Kitchen on the Run est une association dont le but est de créer une communauté de personnes d’origines culturelles différentes : habitants locaux, migrants, réfugiés et demandeurs d’asile. Son principal outil est un conteneur maritime comprenant une cuisine intégrée qui se déplace dans toute l’Allemagne (et auparavant dans d’autres pays) en faisant des pauses de cinq semaines dans des petites villes pour organiser des événements culinaires réunissant réfugiés et locaux. Le conteneur se transforme en une cuisine parfaitement équipée, avec un plancher en bois démontable et un système d’étagères ouvertes offrant tous les ustensiles à portée de main, une visibilité qui minimise le malaise que les gens pourraient ressentir dans une cuisine inconnue, sans compter que cela facilite le rangement. Les responsables de l’association espèrent que les cinq semaines de présence du conteneur toucheront le cœur des habitants. Dans le meilleur des cas, l’installation de cette cuisine éphémère donne naissance à une « communauté culinaire » plus durable, si bien que les gens continuent à se réunir. C’est ce que souhaite l’équipe de Kitchen on the Run, qui organise des réunions de planification au cours desquelles ses membres font connaissance de bénévoles potentiels qu’ils encouragent à devenir des membres actifs de leur communauté grâce à la cuisine. Lors de la réunion à laquelle j’ai assisté, les participants recevaient un livret intitulé Cook, Eat, Meet, Repeat, qui proposait des idées et des modèles pour aider les bénévoles à organiser des événements après le passage du conteneur. Kitchen on the Run (pas seulement le conteneur) peut donc être considéré comme un outil convivial au sens d’Illich, qui ne se limite pas aux objets et aux technologies stricto sensu, mais se réfère aux institutions dont la conception est rationnelle, qui « donnent à chaque personne la possibilité d’enrichir le monde qui l’entoure de sa vision personnelle23 ».

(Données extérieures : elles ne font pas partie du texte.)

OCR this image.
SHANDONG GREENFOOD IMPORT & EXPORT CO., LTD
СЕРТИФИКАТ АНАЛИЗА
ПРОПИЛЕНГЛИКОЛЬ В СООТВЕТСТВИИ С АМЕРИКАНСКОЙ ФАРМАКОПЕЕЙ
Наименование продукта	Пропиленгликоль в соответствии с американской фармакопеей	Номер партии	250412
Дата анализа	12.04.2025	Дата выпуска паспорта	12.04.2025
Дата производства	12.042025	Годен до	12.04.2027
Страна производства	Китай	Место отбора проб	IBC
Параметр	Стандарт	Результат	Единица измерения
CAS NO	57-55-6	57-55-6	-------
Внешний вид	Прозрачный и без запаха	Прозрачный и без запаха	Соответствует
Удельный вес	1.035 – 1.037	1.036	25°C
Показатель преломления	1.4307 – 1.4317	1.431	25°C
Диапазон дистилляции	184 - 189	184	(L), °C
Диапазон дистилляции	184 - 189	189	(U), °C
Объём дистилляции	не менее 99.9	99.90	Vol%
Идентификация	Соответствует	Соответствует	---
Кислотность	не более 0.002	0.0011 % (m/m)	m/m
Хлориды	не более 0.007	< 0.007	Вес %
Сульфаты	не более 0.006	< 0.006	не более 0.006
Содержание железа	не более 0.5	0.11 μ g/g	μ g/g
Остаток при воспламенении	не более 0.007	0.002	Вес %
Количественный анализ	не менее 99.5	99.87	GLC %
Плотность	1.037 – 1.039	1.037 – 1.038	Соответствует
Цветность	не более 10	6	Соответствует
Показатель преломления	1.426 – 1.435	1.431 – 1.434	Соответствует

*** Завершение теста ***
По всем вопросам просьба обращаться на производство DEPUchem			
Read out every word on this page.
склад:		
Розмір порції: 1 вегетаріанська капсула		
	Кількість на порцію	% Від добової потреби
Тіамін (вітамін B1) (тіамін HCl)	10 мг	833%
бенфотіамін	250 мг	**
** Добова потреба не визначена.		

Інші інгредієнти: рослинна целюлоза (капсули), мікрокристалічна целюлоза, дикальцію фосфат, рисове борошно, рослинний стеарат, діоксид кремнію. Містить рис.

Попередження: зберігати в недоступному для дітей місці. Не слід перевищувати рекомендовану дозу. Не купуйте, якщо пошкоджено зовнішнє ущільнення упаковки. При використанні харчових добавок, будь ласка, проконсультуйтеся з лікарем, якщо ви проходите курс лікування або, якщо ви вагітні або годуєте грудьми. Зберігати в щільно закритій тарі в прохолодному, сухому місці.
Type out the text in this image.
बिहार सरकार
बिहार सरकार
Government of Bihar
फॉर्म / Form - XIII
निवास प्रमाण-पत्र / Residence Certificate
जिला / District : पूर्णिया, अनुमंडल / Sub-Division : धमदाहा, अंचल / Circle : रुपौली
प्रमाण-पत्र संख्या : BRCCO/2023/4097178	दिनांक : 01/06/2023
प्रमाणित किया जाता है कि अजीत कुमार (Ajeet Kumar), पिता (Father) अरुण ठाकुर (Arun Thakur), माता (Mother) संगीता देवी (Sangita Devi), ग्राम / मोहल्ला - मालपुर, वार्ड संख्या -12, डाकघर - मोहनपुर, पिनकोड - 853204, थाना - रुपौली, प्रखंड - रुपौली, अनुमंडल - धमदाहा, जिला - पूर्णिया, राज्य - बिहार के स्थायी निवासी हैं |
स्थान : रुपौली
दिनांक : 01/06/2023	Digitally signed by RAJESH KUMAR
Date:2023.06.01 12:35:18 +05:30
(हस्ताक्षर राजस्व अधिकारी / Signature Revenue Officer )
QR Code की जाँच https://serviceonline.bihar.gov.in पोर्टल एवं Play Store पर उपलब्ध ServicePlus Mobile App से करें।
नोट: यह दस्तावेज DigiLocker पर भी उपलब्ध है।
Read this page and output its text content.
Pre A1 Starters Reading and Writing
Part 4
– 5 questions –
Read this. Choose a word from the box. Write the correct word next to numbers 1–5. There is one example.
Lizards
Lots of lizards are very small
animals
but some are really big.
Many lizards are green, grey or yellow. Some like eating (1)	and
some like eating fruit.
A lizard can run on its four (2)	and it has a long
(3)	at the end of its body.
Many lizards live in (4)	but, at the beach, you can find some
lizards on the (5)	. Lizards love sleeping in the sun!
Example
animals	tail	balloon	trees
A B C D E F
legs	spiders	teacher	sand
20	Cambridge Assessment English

« Le gros bleu », un grand conteneur bleu arrivé en Allemagne en provenance de Chine.
L’espace cuisine à l’intérieur du conteneur est conçu pour être accueillant et facile à occuper.
Ces deux initiatives montrent que la nourriture et les objets, dans leur matérialité, peuvent améliorer et favoriser les relations marquées par la différence, mais qu’elles ne peuvent être considérées comme des solutions exhaustives aux défis que représentent l’inclusion sociale et la migration forcée. Il faut plutôt y voir des orchestrations plus-qu’humaines qui facilitent les relations et tiennent compte de leur dimension affective en sachant qu’elles peuvent diminuer les troubles liés à l’anxiété sociale et à l’isolement, donc proposer de nouvelles possibilités d’être-au-monde. La réalisation de ces résultats positifs n’est jamais assurée : par définition, les orchestrations conviviales sont précaires et pleines d’imprévus car l’élan qui les porte relève en grande partie de la responsabilité des individus et de l’étendue de leur engagement vis-à-vis de leur environnement. Enfin, même si ces deux exemples d’assemblages et d’outils conviviaux font valoir une interaction et une interdépendance plus importantes entre les personnes et leur environnement matériel et quotidien, ils mettent en œuvre une forme de convivialité toujours centrée sur l’humain.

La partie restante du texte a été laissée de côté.